Misbahus Surur*
http://www.jawapos.com/
Betapa kelam yang mengendap dalam labirin peristiwa, kerap melahirkan momentum yang senantiasa ingin dikenang oleh generasi masa kini. Kendati, untuk sungguh-sungguh mencecap pesan sebuah zaman atas sajian ciptaannya, tidaklah mudah. Paling tidak, kita harus rela menghanyutkan diri pada dalamnya senarai ragam peristiwa yang diguratkan oleh sebuah takdir.Tentu juga atas segala hal yang menggumpal dalam pernik tragedi. Membaca dan menapaktilasi sejarah sastra Indonesia di awal pertumbuhannya (dengan embel-embel modern) adalah membaui haru-biru aroma itu. Mereka (para seniman-sastrawan tempo dulu), bagi kita setidaknya, bukan menggores percik hampa atau sebatas merajut frase luka. Tapi juga menelorkan sebuah formula.
Dus, saatnya kita mengurai fragmen-fragmen yang terendap dalam periskop sejarah, meskipun melalui kolofon momen historis. Tentu bukan saja berniat menyaring debu timpangnya, melainkan juga untuk mengelaborasi zaman; menyembulkan seribu kejernihan yang menyembunyi. Bertolak dari keadaan itu, menurut Gandhi misalnya, berkaca pada pengalaman India yang koloni Inggris, pada awalnya melalui teks kaum kolonialis mengontrol bangsa, lalu menghegemoni negara. Namun melalui teks pula masyarakat negeri ini berekspresi dan menemukan ruang reaksi yang paling tajam. Mereka menelanjangi selubung kepentingan kapitalisme beserta ideologinya dengan senjata teks, meskipun persenjataan fisik (alutsista) juga punya peran penting.
Dalam perjalanannya yang cukup panjang, sastra Indonesia telah menampilkan ihwalnya masing-masing. Beragam misi diemban kumpulan manusia penatah kata itu. Ada yang murni menghamba kebenaran, namun tak sedikit pula (?) yang hanya mengabdi ketentraman pseudo. Dalam sejarahnya, kita lalu mengenal tradisi sastra Balai Pustaka (BP), yang bahkan tradisi ini dijadikan pijakan lahirnya sastra Indonesia modern. Meskipun di masa yang bersamaan, hidup pula beratus tradisi yang entah itu dengan sebutan apa. Mungkin karena seringnya absen diperbincangkan dalam konstelasi sejarah sastra, yang membuatnya lenyap --dan masalah sebutan, kala itu memang tak terlalu dipentingsoalkan.
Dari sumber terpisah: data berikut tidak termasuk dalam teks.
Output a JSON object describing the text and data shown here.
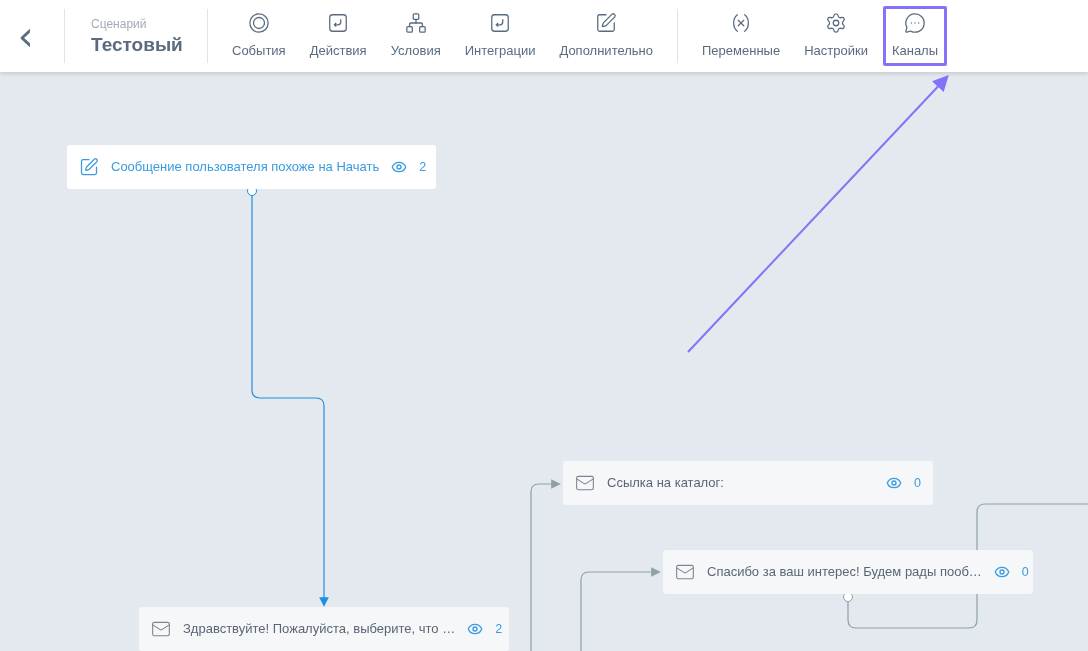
{
  "header": {
    "back_button": "‹",
    "scenario_label": "Сценарий",
    "scenario_name": "Тестовый"
  },
  "tools": [
    {
      "kind": "events",
      "label": "События",
      "highlighted": false
    },
    {
      "kind": "actions",
      "label": "Действия",
      "highlighted": false
    },
    {
      "kind": "conditions",
      "label": "Условия",
      "highlighted": false
    },
    {
      "kind": "integrations",
      "label": "Интеграции",
      "highlighted": false
    },
    {
      "kind": "extra",
      "label": "Дополнительно",
      "highlighted": false
    },
    {
      "kind": "divider"
    },
    {
      "kind": "variables",
      "label": "Переменные",
      "highlighted": false
    },
    {
      "kind": "settings",
      "label": "Настройки",
      "highlighted": false
    },
    {
      "kind": "channels",
      "label": "Каналы",
      "highlighted": true
    }
  ],
  "nodes": [
    {
      "kind": "trigger",
      "text": "Сообщение пользователя похоже на Начать",
      "views": "2"
    },
    {
      "kind": "message",
      "text": "Ссылка на каталог:",
      "views": "0"
    },
    {
      "kind": "message",
      "text": "Спасибо за ваш интерес! Будем рады пооб…",
      "views": "0"
    },
    {
      "kind": "message",
      "text": "Здравствуйте! Пожалуйста, выберите, что …",
      "views": "2"
    }
  ]
}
Tradisi ini banyak digeluti para seniman-sastrawan, terutama penulis partikelir di Nusantara. Mereka inilah yang pada zaman kolonial sering kena cemooh rezim penguasa dengan buah karya ''bacaan liar'' dan stigma sastra genre ''roman picisan''. Para sastrawan dan peneliti sekarang lebih familiar dengan menyebutnya sebagai tradisi sastra non-Balai Pustaka (non-BP).
Bila kita mengenal akrab novel-novel yang kala itu menjadi ikon penerbit BP, semisal Azab dan Sengsara (1920) karya Merari Siregar, Siti Nurbaya (1922) karya Marah Rusli, Di Bawah Lindungan Ka'bah (1938) dan Tenggelamnya Kapal Van Der Wijck (1939) karya HAMKA, Tak Putus Dirundung Malang (1929) dan Layar Terkembang (1936) karya Sutan Takdir Alisjahbana (STA), Katak Hendak Jadi Lembu (1935) karya Nur Sutan Iskandar dan masih banyak lagi, seharusnya kita juga perlu mengakrabi berbagai wajah novel sezamannya. Karena sebelum tradisi BP digulirkan, tradisi di luar itu juga berkembang.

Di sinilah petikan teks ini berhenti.